A l'âge de 8 ans, Théodore entre à l'école Saint-Joseph tandis que ses parents vont se faire construire une maison à Rosendaël, la "vallée des roses" : cet emménagement prochain attriste le garçon qui sait qu'il n'y entendra plus les sirènes des bateaux, mais il s'efforce de rassurer sa jeune soeur, Camille.
Toutefois, dans cet établissement tenu par des curés, Théodore va faire une rencontre marquante avec un autre écolier, André Clacquin, qui deviendra son ami, avec lequel il jouera sur la plage aux pirates. Les jours s'écoulent, heureux et tranquilles, entre les visites de la cousine de sa mère (des précieuses mondaines), le passage d'un cirque, la fête foraine (en compagnie du grand-père, Pèpère), le retour du père (après le naufrage de son navire)... Jusqu'à ce que la guerre éclate.

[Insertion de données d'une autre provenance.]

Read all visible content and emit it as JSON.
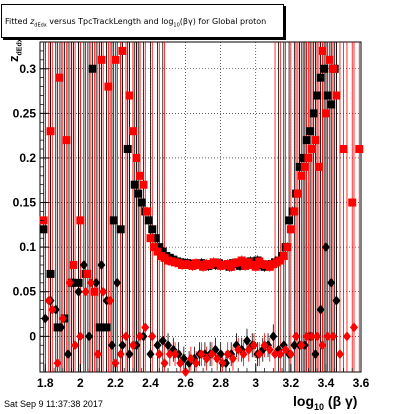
{
  "title": {
    "prefix": "Fitted ",
    "z_sub": "dEdx",
    "middle": " versus TpcTrackLength and log",
    "log_sub": "10",
    "suffix": "(βγ) for Global proton"
  },
  "footer": "Sat Sep  9 11:37:38 2017",
  "colors": {
    "red": "#ff0000",
    "black": "#000000",
    "grid": "#000000"
  },
  "chart_data": {
    "type": "scatter",
    "title": "Fitted z_dEdx versus TpcTrackLength and log10(βγ) for Global proton",
    "xlabel": "log10(βγ)",
    "ylabel": "zdEdx",
    "xlim": [
      1.77,
      3.6
    ],
    "ylim": [
      -0.04,
      0.33
    ],
    "x_ticks": [
      1.8,
      2.0,
      2.2,
      2.4,
      2.6,
      2.8,
      3.0,
      3.2,
      3.4,
      3.6
    ],
    "x_tick_labels": [
      "1.8",
      "2",
      "2.2",
      "2.4",
      "2.6",
      "2.8",
      "3",
      "3.2",
      "3.4",
      "3.6"
    ],
    "y_ticks": [
      0,
      0.05,
      0.1,
      0.15,
      0.2,
      0.25,
      0.3
    ],
    "y_tick_labels": [
      "0",
      "0.05",
      "0.1",
      "0.15",
      "0.2",
      "0.25",
      "0.3"
    ],
    "grid": true,
    "series": [
      {
        "marker": "square",
        "color": "black",
        "x": [
          1.79,
          1.83,
          1.87,
          1.91,
          1.95,
          1.99,
          2.03,
          2.07,
          2.11,
          2.15,
          2.19,
          2.23,
          2.27,
          2.31,
          2.33,
          2.35,
          2.37,
          2.39,
          2.41,
          2.43,
          2.45,
          2.47,
          2.49,
          2.51,
          2.53,
          2.55,
          2.57,
          2.59,
          2.61,
          2.63,
          2.65,
          2.67,
          2.69,
          2.71,
          2.73,
          2.75,
          2.77,
          2.79,
          2.81,
          2.83,
          2.85,
          2.87,
          2.89,
          2.91,
          2.93,
          2.95,
          2.97,
          2.99,
          3.01,
          3.03,
          3.05,
          3.07,
          3.09,
          3.11,
          3.13,
          3.15,
          3.17,
          3.19,
          3.21,
          3.23,
          3.25,
          3.27,
          3.29,
          3.31,
          3.33,
          3.35,
          3.37,
          3.39,
          3.41,
          3.43,
          3.45
        ],
        "y": [
          0.12,
          0.07,
          0.01,
          0.02,
          0.06,
          0.06,
          0.07,
          0.3,
          0.01,
          0.01,
          0.13,
          0.12,
          0.21,
          0.17,
          0.16,
          0.15,
          0.14,
          0.13,
          0.12,
          0.11,
          0.1,
          0.095,
          0.09,
          0.088,
          0.086,
          0.084,
          0.083,
          0.082,
          0.082,
          0.081,
          0.08,
          0.081,
          0.082,
          0.08,
          0.079,
          0.081,
          0.08,
          0.082,
          0.08,
          0.08,
          0.078,
          0.082,
          0.081,
          0.079,
          0.083,
          0.08,
          0.084,
          0.082,
          0.085,
          0.08,
          0.078,
          0.08,
          0.081,
          0.083,
          0.085,
          0.09,
          0.1,
          0.13,
          0.14,
          0.16,
          0.19,
          0.2,
          0.22,
          0.23,
          0.25,
          0.27,
          0.29,
          0.3,
          0.27,
          0.26,
          0.3
        ]
      },
      {
        "marker": "square",
        "color": "red",
        "x": [
          1.79,
          1.83,
          1.88,
          1.92,
          1.96,
          2.0,
          2.04,
          2.08,
          2.12,
          2.16,
          2.2,
          2.24,
          2.28,
          2.3,
          2.32,
          2.34,
          2.36,
          2.38,
          2.4,
          2.42,
          2.44,
          2.46,
          2.48,
          2.5,
          2.52,
          2.54,
          2.56,
          2.58,
          2.6,
          2.62,
          2.64,
          2.66,
          2.68,
          2.7,
          2.72,
          2.74,
          2.76,
          2.78,
          2.8,
          2.82,
          2.84,
          2.86,
          2.88,
          2.9,
          2.92,
          2.94,
          2.96,
          2.98,
          3.0,
          3.02,
          3.04,
          3.06,
          3.08,
          3.1,
          3.12,
          3.14,
          3.16,
          3.18,
          3.2,
          3.22,
          3.24,
          3.26,
          3.28,
          3.3,
          3.32,
          3.34,
          3.36,
          3.38,
          3.4,
          3.42,
          3.44,
          3.46,
          3.5,
          3.55,
          3.59
        ],
        "y": [
          0.13,
          0.23,
          0.29,
          0.22,
          0.08,
          0.13,
          0.07,
          0.05,
          0.31,
          0.28,
          0.31,
          0.32,
          0.27,
          0.23,
          0.2,
          0.18,
          0.17,
          0.14,
          0.11,
          0.1,
          0.095,
          0.09,
          0.088,
          0.085,
          0.084,
          0.083,
          0.082,
          0.08,
          0.081,
          0.08,
          0.079,
          0.082,
          0.08,
          0.078,
          0.081,
          0.08,
          0.083,
          0.082,
          0.079,
          0.08,
          0.081,
          0.078,
          0.082,
          0.083,
          0.085,
          0.079,
          0.083,
          0.08,
          0.078,
          0.084,
          0.081,
          0.08,
          0.078,
          0.081,
          0.083,
          0.085,
          0.09,
          0.1,
          0.12,
          0.14,
          0.16,
          0.18,
          0.19,
          0.2,
          0.21,
          0.22,
          0.19,
          0.32,
          0.25,
          0.31,
          0.3,
          0.27,
          0.21,
          0.15,
          0.21
        ]
      },
      {
        "marker": "diamond",
        "color": "black",
        "x": [
          1.8,
          1.83,
          1.86,
          1.89,
          1.93,
          1.96,
          1.99,
          2.02,
          2.05,
          2.09,
          2.12,
          2.15,
          2.18,
          2.21,
          2.24,
          2.28,
          2.32,
          2.36,
          2.4,
          2.44,
          2.47,
          2.5,
          2.53,
          2.56,
          2.59,
          2.62,
          2.65,
          2.68,
          2.71,
          2.74,
          2.77,
          2.8,
          2.83,
          2.86,
          2.89,
          2.92,
          2.95,
          2.98,
          3.01,
          3.04,
          3.07,
          3.1,
          3.13,
          3.16,
          3.19,
          3.22,
          3.25,
          3.28,
          3.31,
          3.34,
          3.37,
          3.4,
          3.43,
          3.46
        ],
        "y": [
          0.02,
          0.04,
          0.03,
          0.01,
          -0.02,
          0.06,
          0.05,
          0.08,
          0.0,
          0.06,
          0.08,
          0.04,
          -0.01,
          0.06,
          -0.01,
          -0.02,
          -0.01,
          0.0,
          -0.02,
          -0.01,
          -0.005,
          -0.01,
          -0.015,
          -0.02,
          -0.025,
          -0.03,
          -0.025,
          -0.02,
          -0.02,
          -0.02,
          -0.015,
          -0.02,
          -0.03,
          -0.02,
          -0.01,
          -0.015,
          -0.005,
          -0.01,
          -0.02,
          -0.015,
          -0.01,
          0.0,
          -0.015,
          -0.01,
          -0.02,
          -0.01,
          -0.01,
          -0.01,
          0.0,
          -0.02,
          0.03,
          0.1,
          0.06,
          0.04
        ]
      },
      {
        "marker": "diamond",
        "color": "red",
        "x": [
          1.82,
          1.84,
          1.87,
          1.9,
          1.94,
          1.97,
          2.0,
          2.03,
          2.06,
          2.1,
          2.13,
          2.17,
          2.2,
          2.23,
          2.26,
          2.3,
          2.34,
          2.37,
          2.41,
          2.45,
          2.48,
          2.51,
          2.54,
          2.57,
          2.6,
          2.63,
          2.66,
          2.69,
          2.72,
          2.75,
          2.78,
          2.81,
          2.84,
          2.87,
          2.9,
          2.93,
          2.96,
          2.99,
          3.02,
          3.05,
          3.08,
          3.11,
          3.14,
          3.17,
          3.2,
          3.23,
          3.26,
          3.29,
          3.32,
          3.35,
          3.38,
          3.41,
          3.44,
          3.48,
          3.52,
          3.56
        ],
        "y": [
          0.04,
          0.03,
          -0.03,
          0.02,
          0.06,
          -0.01,
          0.0,
          0.05,
          0.06,
          -0.02,
          0.05,
          0.04,
          -0.03,
          -0.02,
          0.0,
          -0.01,
          0.0,
          0.01,
          0.0,
          -0.02,
          -0.03,
          -0.02,
          -0.02,
          -0.03,
          -0.04,
          -0.025,
          -0.03,
          -0.02,
          -0.025,
          -0.02,
          -0.025,
          -0.03,
          -0.02,
          -0.025,
          -0.015,
          -0.02,
          -0.015,
          -0.01,
          -0.02,
          -0.01,
          -0.015,
          -0.02,
          -0.02,
          -0.015,
          -0.02,
          0.0,
          -0.01,
          0.0,
          0.0,
          0.0,
          -0.01,
          0.0,
          0.0,
          -0.02,
          0.0,
          0.01
        ]
      }
    ]
  }
}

Après un premier cycle de six albums, Frank Le Gall faisait une pause dans sa série pour conter les origines de son héros, Théodore Poussin. J'aurai aimé relire ses aventures par le début mais, malheureusement, tous les premiers épisodes n'étaient pas disponibles le jour où je me rendais à la bibliothèque municipale, et j'ai donc choisi de passer directement au second cycle.

Le Gall a signé avec Théodore Poussin sa série la plus connue et la plus personnelle (à ce jour) puisque son héros lui a été directement inspiré par un de ses ancêtres, dont les souvenirs ont servi de base au scénario de ce 7ème tome, Théodore-Charles Le Coq, qu'on peut voir en quatrième de couverture sur une photo prise en 1910.

Le récit ressemble en effet au développement qu'on aurait pu tirer à partir d'un daguerréotype, un vieux cliché dans un médaillon représentant un aïeul et résumant parfaitement toute une époque, dans lequel on peut deviner ce mélange d'insouciance liée à l'enfance et déjà une atmosphère lourde de menaces pour l'avenir. Au terme de cette rétrospective, on est en effet au début de la première guerre mondiale.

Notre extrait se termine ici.